Typically I’m a very optimistic person. I would much rather look on the bright side of things but with everything that has happened/is happening its becoming harder and harder. I find myself constantly drifting off to the dark places in my head. The negative. Where i feel like everything is doomed so what’s the point of doing anything. I’ve always been good at hiding when I’m down but I can’t anymore. It shows on my face, in my words, and through my actions. I feel sorry for my husband and son that they have to deal with me like this. Sometimes my husband will bring up memories from “the good ole days” when I was energetic and happy. He has been a great support for me though. I feel he is the only one who understands me. He has stepped up a lot more since me getting worse. He’ll take care of the house and the child if i need a break. Ironically, sometimes that brings me down even more. He is working hard in the military and i am a stay at home mom for our son but there are days when I can barely handle that and he ends up doing both jobs. 

On one of my productive days I made an appointment for my son to see his PCM. Once he saw him we could be able to start ABA therapy for him. I figured, hey, my kid is getting help, why shouldn’t I?  So back to the beginning of this, I had a meeting with a behavior health consultant. They asked the typical questions and I answered honestly. I gave them some background info and told them all the alternative ways I had been trying to fight this. Due to other health reasons (that’s a whole other story in itself and this one is long enough) I’m very iffy about taking medication at the moment so I’m hoping to go a more natural route of getting better. I was assigned to work on cognitive thinking. When I’m in my off mood I tend to not think right. The self defeating thoughts take over. I’ll over analyze, magnify small things, jump to conclusions, place blame on myself….etc the list could go on and on. I lose my ability to reason with myself. The consultant gave me some articles and exercises for me to gain control of my thoughts. I haven’t quite read it all yet but the gist is that I will journal my situations and make note of the self defeating thought, the negative emotional results, and the alternative positive thought. I am to come back in after 3 weeks and we’ll see where to go from there.

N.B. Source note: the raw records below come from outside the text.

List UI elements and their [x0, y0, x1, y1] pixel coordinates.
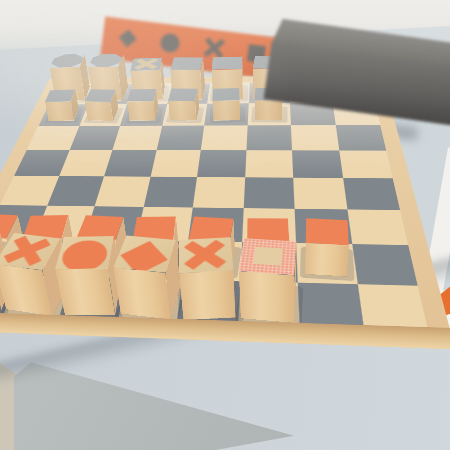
square-h4 — [343, 178, 401, 210]
square-g6 — [291, 125, 339, 150]
piece-top-cross — [179, 237, 234, 273]
square-g4 — [293, 178, 347, 209]
square-c6 — [112, 126, 161, 150]
square-e6 — [201, 125, 247, 150]
piece-top-plain_gray — [168, 89, 198, 101]
square-f4 — [243, 177, 294, 208]
diamond-symbol: ◆ — [114, 235, 174, 272]
piece-gray-plain_gray-a7 — [49, 108, 79, 121]
piece-orange-plain_orange-g2 — [305, 249, 347, 277]
piece-top-plain_gray — [127, 89, 156, 102]
square-d5 — [150, 150, 201, 177]
piece-gray-plain_gray-b7 — [88, 108, 119, 121]
square-h6 — [335, 125, 386, 150]
square-h2 — [352, 244, 418, 285]
piece-top-plain_gray — [212, 57, 243, 70]
piece-orange-frame-f1 — [240, 284, 295, 323]
piece-top-plain_gray — [212, 88, 239, 101]
piece-top-circle: ● — [56, 236, 115, 269]
piece-gray-plain_gray-c7 — [129, 108, 158, 121]
square-d4 — [143, 177, 197, 207]
square-c4 — [95, 176, 150, 206]
circle-symbol: ● — [56, 236, 114, 269]
piece-top-plain_orange — [305, 218, 348, 245]
square-e5 — [197, 150, 246, 177]
square-h5 — [339, 150, 393, 178]
square-g5 — [292, 150, 343, 178]
square-c5 — [104, 150, 156, 177]
piece-top-plain_gray — [170, 57, 203, 70]
piece-gray-plain_gray-e7 — [213, 107, 240, 120]
piece-orange-cross-e1 — [184, 283, 237, 320]
square-h3 — [347, 209, 409, 245]
square-d6 — [156, 126, 204, 150]
square-f6 — [246, 125, 292, 150]
piece-gray-plain_gray-d7 — [170, 108, 199, 121]
photo-scene: ●◆ — [0, 0, 450, 450]
square-f5 — [245, 150, 294, 178]
square-e4 — [193, 177, 245, 208]
piece-orange-diamond-d1: ◆ — [121, 281, 181, 320]
piece-gray-plain_gray-f7 — [255, 108, 282, 121]
x-symbol — [179, 237, 234, 273]
piece-top-frame — [239, 238, 297, 275]
piece-orange-circle-c1: ● — [65, 281, 121, 315]
frame-inset — [253, 246, 283, 265]
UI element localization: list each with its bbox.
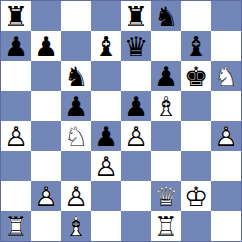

I’m actually excited to start this. Journaling is something I’ve wanted to get into but never really knew how to start. My husband journals as a way to keep track of his days, vent, and clear his head. He has ADD and sometimes it’s hard for him to keep track of what’s going on.  I’ve pulled out a few notebooks (some of the things i bought myself that i thought would make me happy) and I’m ready to correct my thought process. I’m going to keep track of my days as well. As for here, for now I’ll record my progress of getting out of my head and break free of me. 

Your mind will always believe everything you tell it. Feed it hope. Feed it truth. Feed it with love.